SAN FRANCISCO DECLARES NRA ‘TERRORIST ORGANIZATION’
The NRA board of directors had scheduled its annual meeting to be held in Anchorage on Sept. 13, with some fishing and other outdoor excursions planned.
But in late August the board hastily decided to move the meeting to the Washington, D.C. area due to several anti-gun measures being considered in the Democrat-controlled House of Representatives.
The House Judiciary Committee started hearings on Sept. 4. after Chairman Jerrold Nadler, a New York Democrat who wants stricter gun laws, heard three bills, all introduced by fellow Democrats:
- Disarm Hate Act, H.R. 2708, introduced in May by Rep. David Cicilline (D-RI), which would disqualify anyone convicted of a misdemeanor “hate crime” from being able to purchase a firearm;
- Keep Americans Safe Act, H.R. 1186 introduced in February by Rep. Ted Deutch (D-FL), which includes a ban on magazines over 10 rounds’
- Extreme Risk Protection Orders Act of 2019, H.R. 1236, introduced in February by Rep. Salud Carbajal (D-CA).

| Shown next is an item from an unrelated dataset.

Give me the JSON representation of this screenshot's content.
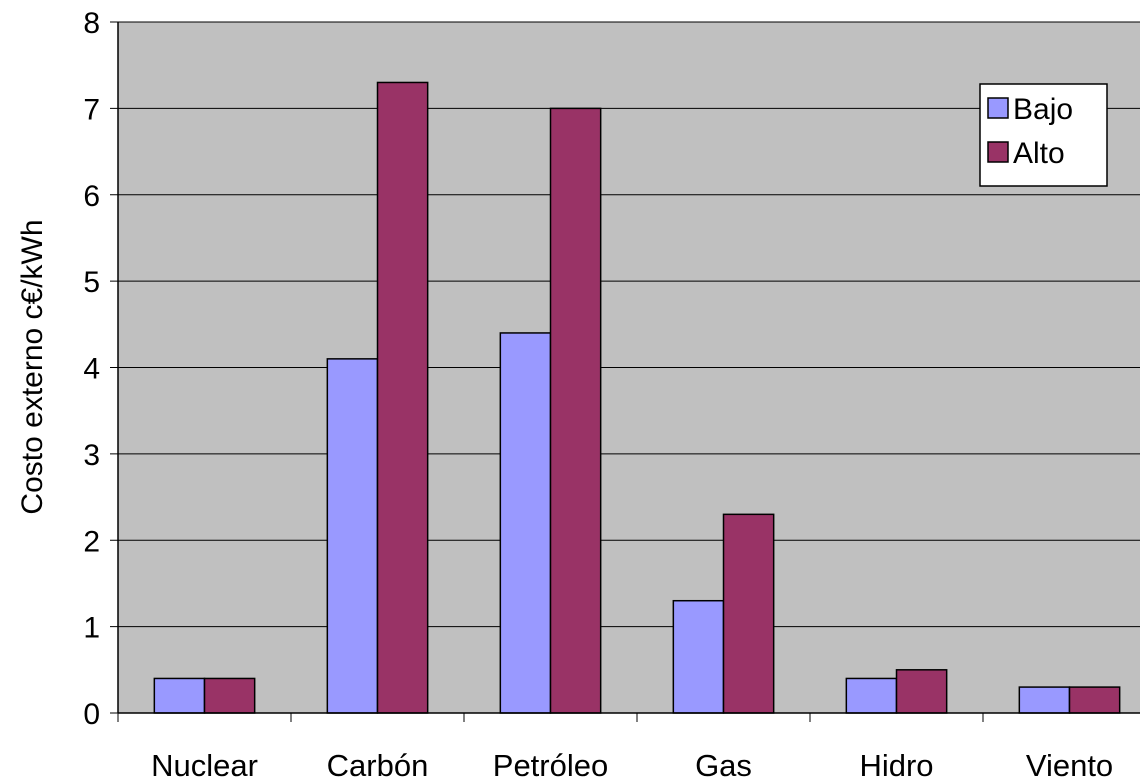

The NRA board has been in turmoil all year and in the past several weeks four of its member have resigned, three of them stating that they were concerned about the financial decisions and wasteful spending of President Wayne LaPierre.
The NRA meeting in the DC-Virginia area is now scheduled for Sept 11-14. The cancellation of the Anchorage meeting is said to cost the organization about $100,000, due to cancellation fees for rooms and excursions.
Alaskan Wayne Anthony Ross sits on the board of directors and told a reporter from Newsweek that he was “disappointed” in the decision to relocate the meeting.
“We worked for four or five years to get it approved by the board to come up here,” he told the reporter. “In 2005, we had the NRA board come to Alaska. We have the highest percentage of NRA members of any state in the union.” But Ross conceded that if the board needed to stay close to the action in the U.S. Capitol, he could not oppose the move.
Last Tuesday, the San Francisco Board of Supervisors passed a resolution that categorizes the National Rifle Association a “domestic terrorist organization.”
San Francisco city and county governments “should take every reasonable step to limit those entities who do business with the City and County of San Francisco from doing business with this domestic terrorist organization,” the resolution says. It makes it official city policy that San Francisco should “encourage all other jurisdictions, including other cities, states, and the federal government, to adopt similar positions.”
The NRA issued a statement: “This ludicrous stunt by the Board of Supervisors is an effort to distract from the real problems facing San Francisco, such as rampant homelessness, drug abuse and skyrocketing petty crime, to name a few. The NRA will continue working to protect the constitutional rights of all freedom-loving Americans.”